Бог вновь поднял руку и медленно взмахнул ладонью. В воздухе возникли лакированные деревянные карты, обращённые лицевой стороной к Гетолу.
– Узри, – прошептал Увечный бог, – Дом Цепей…
Единственный зрячий глаз яггута сузился:
– Что́ ты сделал?
– Я больше не останусь в стороне, Гетол. Я… вступлю в игру. И обрати внимание – место Вестника… пустует.
Гетол хмыкнул.
– Не только Вестника.
– О да, это только начало. Любопытно, кто заслужит право стать Королём в моём Доме? В отличие от Худа, я приветствую личные амбиции. Привечаю независимость мысли. И даже поощряю желание отомстить.
– Колода Драконов будет противиться тебе, Скованный. На твой Дом… пойдут войной.

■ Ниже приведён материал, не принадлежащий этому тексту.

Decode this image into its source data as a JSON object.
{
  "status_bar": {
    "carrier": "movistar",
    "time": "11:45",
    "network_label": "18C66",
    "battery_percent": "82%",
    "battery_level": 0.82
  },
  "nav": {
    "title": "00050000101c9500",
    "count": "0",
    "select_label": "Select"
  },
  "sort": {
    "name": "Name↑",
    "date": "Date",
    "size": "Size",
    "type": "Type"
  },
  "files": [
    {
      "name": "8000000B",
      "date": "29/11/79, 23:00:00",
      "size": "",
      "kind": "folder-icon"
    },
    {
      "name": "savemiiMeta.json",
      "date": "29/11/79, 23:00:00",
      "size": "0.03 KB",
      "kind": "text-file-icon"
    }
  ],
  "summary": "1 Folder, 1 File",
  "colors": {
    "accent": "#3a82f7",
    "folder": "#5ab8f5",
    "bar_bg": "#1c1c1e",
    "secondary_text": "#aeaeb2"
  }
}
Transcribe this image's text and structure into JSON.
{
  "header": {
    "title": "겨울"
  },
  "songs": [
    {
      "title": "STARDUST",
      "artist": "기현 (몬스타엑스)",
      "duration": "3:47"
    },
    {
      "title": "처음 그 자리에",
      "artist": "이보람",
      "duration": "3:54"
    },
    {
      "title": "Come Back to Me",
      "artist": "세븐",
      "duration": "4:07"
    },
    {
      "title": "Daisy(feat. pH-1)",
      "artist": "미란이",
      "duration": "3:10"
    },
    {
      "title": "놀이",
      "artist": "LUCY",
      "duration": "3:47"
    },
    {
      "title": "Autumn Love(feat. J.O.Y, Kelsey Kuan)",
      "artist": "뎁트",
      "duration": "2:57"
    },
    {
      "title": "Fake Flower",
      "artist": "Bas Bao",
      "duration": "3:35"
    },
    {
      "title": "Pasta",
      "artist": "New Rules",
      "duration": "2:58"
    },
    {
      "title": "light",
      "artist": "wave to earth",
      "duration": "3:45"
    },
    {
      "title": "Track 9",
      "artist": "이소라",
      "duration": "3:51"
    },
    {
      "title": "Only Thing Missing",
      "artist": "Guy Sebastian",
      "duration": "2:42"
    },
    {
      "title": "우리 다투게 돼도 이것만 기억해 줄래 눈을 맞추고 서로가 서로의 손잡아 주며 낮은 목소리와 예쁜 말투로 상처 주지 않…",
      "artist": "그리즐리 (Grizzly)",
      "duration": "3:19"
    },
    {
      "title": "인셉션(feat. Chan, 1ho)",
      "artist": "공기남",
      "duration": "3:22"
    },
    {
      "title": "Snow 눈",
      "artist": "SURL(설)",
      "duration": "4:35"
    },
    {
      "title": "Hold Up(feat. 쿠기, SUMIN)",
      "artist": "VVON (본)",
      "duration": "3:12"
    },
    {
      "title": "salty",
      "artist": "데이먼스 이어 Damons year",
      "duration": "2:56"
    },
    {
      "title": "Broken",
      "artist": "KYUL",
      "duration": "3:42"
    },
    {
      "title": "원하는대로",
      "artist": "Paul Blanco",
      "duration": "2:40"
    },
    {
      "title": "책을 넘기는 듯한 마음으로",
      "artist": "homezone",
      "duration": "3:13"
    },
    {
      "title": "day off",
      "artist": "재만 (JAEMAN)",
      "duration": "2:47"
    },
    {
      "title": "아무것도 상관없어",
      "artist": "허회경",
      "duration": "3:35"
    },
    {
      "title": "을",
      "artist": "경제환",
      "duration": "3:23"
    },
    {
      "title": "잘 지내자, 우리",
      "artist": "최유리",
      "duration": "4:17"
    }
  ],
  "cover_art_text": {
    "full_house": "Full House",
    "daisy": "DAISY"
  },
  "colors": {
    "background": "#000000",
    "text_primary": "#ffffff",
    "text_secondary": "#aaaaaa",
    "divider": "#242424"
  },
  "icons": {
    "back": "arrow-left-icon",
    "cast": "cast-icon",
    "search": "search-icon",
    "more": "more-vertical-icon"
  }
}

– Так было всегда. Ты говоришь о Колоде как о живом существе, но её создатель обратился в пыль, мы оба это знаем. У неё нет хозяина. Взгляни только на возрождение Дома Теней. Достойный внимания прецедент. Ты нужен мне, Гетол. Я приму твои… изъяны. Все в моём Доме Цепей должны быть увечны – телом или духом. Взгляни на меня, взгляни на это искалеченное, измученное тело: мой Дом – отражение того, что ты видишь перед собой. А теперь обрати свой взор на внешний мир, кошмар боли и поражений и есть основа Владений смертных. Очень скоро, Гетол, у меня будут легионы последователей. Ты в этом сомневаешься?
После долгого молчания яггут наконец проворчал:
– Дом Цепей нашёл себе Вестника. Что прикажешь, повелитель?
– Я просто рехнулся, – пробормотал Мурильо, но всё равно метнул кости. Резные фаланги покатились, подскакивая, затем остановились.
– Сегодня Господин толкает тебя под руку, любезный друг! Увы тебе, однако же не твоему достойнейшему сопернику! – воскликнул Крупп и потянулся за костями. – Ныне Крупп внесёт поправку – решительно удвоит ставку! Ах, изысканная рифма, да ещё и к месту – хо-хо! – Кости подскочили и остановились пустышками вверх. – Ха! Богатства сами идут прямо Круппу в руки – только загребай, великий маг!
Качая головой, Быстрый Бен сгрёб кости.
– Шулеров я навидался всяких – и плохих, и великолепных, – но тебя, Крупп, как ни стараюсь, не могу поймать на горячем.
– Шулеров?! Упасите боги! Этой ночью из всех ночей вселенская милость снизошла на Круппа, её-то вы, злополучные неудачники, и можете засвидетельствовать.
– Вселенская милость? – фыркнул Мурильо. – Это ещё что такое, во имя Худа?
– Эвфемизм для мошенничества, – проворчал Колл. – Делай уже ставку, Бен, я намерен проиграть остатки своего – тяжким трудом заработанного – золота.
– Это всё стол, – сказал Мурильо. – Всё на нём перекашивается, а Крупп умудрился просчитать расклад – даже не думай спорить, индюк толстозадый.